Widely-known for his book, “The Bell Curve,” which argues that class and race are linked to intelligence, Murray spoke at an event hosted by the Penn chapter of the American Enterprise Institute on his most recent work. His book, “Coming Apart,” sheds light on his opinions on the “new economic frontier,” as College junior and chair of AEI Elizabeth Oppong termed it. Changing cultural attitudes have contributed to this economic shift. Today, Murray said, it is mostly upper-class people who are married and religious, rather than in the past when most of society held these traits.

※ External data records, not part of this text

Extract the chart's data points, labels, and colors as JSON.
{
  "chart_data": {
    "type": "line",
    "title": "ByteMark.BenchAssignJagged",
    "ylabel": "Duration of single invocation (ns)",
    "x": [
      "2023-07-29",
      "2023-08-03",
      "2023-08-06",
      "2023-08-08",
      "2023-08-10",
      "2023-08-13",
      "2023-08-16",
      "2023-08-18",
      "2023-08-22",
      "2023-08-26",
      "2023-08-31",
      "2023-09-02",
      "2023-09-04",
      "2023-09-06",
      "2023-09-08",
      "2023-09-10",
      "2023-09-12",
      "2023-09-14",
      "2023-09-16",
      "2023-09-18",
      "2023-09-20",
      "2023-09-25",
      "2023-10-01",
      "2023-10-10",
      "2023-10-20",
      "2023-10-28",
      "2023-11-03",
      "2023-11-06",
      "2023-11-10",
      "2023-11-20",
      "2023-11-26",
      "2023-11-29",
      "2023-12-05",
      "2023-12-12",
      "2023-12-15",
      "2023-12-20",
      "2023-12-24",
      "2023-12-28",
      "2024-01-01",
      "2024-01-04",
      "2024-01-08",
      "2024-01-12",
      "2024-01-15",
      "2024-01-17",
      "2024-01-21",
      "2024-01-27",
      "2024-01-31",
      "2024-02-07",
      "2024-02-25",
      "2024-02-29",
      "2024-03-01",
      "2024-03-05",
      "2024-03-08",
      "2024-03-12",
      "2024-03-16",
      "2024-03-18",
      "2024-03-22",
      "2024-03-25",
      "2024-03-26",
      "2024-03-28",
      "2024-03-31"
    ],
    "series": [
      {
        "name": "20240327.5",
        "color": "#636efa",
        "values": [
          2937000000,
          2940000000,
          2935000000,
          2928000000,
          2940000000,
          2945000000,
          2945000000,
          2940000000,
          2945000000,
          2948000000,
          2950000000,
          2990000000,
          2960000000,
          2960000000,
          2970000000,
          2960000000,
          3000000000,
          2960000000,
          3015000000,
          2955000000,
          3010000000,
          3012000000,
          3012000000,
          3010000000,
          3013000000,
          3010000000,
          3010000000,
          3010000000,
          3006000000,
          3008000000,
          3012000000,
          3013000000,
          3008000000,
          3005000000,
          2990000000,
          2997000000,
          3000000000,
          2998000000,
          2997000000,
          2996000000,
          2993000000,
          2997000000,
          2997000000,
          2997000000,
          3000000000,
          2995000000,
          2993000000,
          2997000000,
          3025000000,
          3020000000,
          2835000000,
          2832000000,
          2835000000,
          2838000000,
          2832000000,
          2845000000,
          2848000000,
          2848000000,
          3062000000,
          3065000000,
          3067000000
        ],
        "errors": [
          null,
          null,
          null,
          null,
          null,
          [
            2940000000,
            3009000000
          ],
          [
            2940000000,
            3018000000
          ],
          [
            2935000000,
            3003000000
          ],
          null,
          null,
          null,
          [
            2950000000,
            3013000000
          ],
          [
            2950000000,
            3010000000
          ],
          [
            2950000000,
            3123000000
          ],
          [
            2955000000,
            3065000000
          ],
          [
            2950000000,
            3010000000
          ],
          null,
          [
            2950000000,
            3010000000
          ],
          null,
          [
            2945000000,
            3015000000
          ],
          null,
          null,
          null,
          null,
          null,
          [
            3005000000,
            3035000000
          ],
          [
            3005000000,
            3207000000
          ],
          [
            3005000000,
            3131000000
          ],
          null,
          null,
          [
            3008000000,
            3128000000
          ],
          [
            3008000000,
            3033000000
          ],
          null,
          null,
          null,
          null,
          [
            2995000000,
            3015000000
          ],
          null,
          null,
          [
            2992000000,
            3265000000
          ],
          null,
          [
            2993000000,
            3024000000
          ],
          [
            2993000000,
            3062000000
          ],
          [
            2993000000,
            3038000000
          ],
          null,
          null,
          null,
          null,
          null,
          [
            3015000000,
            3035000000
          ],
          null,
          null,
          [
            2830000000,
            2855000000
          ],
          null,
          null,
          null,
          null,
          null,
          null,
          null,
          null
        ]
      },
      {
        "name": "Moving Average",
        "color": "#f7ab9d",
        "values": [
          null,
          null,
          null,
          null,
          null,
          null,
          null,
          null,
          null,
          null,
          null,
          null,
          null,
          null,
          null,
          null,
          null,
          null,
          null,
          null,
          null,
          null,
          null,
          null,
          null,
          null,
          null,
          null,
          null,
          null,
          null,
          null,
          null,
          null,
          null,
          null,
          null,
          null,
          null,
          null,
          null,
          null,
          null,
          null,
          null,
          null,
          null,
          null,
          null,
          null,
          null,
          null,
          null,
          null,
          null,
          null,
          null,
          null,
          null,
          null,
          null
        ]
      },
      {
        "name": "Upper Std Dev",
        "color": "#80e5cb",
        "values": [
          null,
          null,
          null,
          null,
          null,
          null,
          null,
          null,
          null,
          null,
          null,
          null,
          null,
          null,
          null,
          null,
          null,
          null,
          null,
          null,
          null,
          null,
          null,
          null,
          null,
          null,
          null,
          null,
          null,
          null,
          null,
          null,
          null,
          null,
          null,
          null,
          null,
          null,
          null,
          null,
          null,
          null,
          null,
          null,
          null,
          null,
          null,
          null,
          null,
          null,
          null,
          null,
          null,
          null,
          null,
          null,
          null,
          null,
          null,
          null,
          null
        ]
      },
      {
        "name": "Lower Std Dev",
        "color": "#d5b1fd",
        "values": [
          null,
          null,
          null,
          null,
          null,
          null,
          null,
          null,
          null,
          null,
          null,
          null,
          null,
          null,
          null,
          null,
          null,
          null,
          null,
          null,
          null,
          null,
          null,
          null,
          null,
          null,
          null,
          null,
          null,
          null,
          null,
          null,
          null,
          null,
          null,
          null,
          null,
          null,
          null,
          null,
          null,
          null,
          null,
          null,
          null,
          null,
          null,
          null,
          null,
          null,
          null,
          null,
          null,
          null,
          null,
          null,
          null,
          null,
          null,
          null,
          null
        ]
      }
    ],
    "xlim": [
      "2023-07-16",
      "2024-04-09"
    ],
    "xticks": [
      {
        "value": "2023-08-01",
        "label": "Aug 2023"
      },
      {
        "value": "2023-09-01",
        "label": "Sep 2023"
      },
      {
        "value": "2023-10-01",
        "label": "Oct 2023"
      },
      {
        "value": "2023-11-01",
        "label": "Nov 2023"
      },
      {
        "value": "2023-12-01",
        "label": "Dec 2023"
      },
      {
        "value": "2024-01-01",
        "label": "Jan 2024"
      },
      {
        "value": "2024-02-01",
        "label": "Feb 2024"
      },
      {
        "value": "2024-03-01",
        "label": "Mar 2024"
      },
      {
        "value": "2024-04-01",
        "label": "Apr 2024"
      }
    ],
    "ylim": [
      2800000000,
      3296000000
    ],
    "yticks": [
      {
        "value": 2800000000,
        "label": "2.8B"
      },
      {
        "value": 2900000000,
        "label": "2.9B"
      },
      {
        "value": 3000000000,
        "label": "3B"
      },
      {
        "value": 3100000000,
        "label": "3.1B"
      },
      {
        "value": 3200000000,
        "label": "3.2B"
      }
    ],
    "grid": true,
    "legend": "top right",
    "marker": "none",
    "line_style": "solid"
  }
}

The institutions of marriage and religion, he argued, provided lower- as well as upper-class people with meaning that was derived from being part of a community. Now, however, there is a growing elite class that is out of touch with daily working-class life. The lack of contact between the “New Upper Class” and the “New Lower Class” has led to a cultural divide never before seen in America, Murray said.

UMOJA board member and College junior Abel McDaniels had mixed feelings about Murray’s points. “I don’t really agree with his comments on income inequality, but I found some of his other thoughts interesting,” said McDaniels, a former columnist at the Daily Pennsylvanian.

AEI council member College sophomore Jennifer Knesbach hopes that AEI’s expanding presence on campus will open up avenues for discussions that depart from political norms at Penn. She said that “the opportunity to have more academic speakers at Penn introduce a diversity of thought was refreshing.”

Many students at the event were glad that Murray didn’t touch on the divisive theories he proposed in “The Bell Curve” and appreciated that he spoke on concepts applicable to college students’ lives.

Murray admitted that he didn’t have any solutions to help solve this problem, but believes it must come from a cultural awakening rather than through policy.

He urged students like those at Penn to buy a one-way ticket to “some place interesting” upon graduation, and get a job that requires immersion into an alien culture. “London and Paris don’t count,” he said.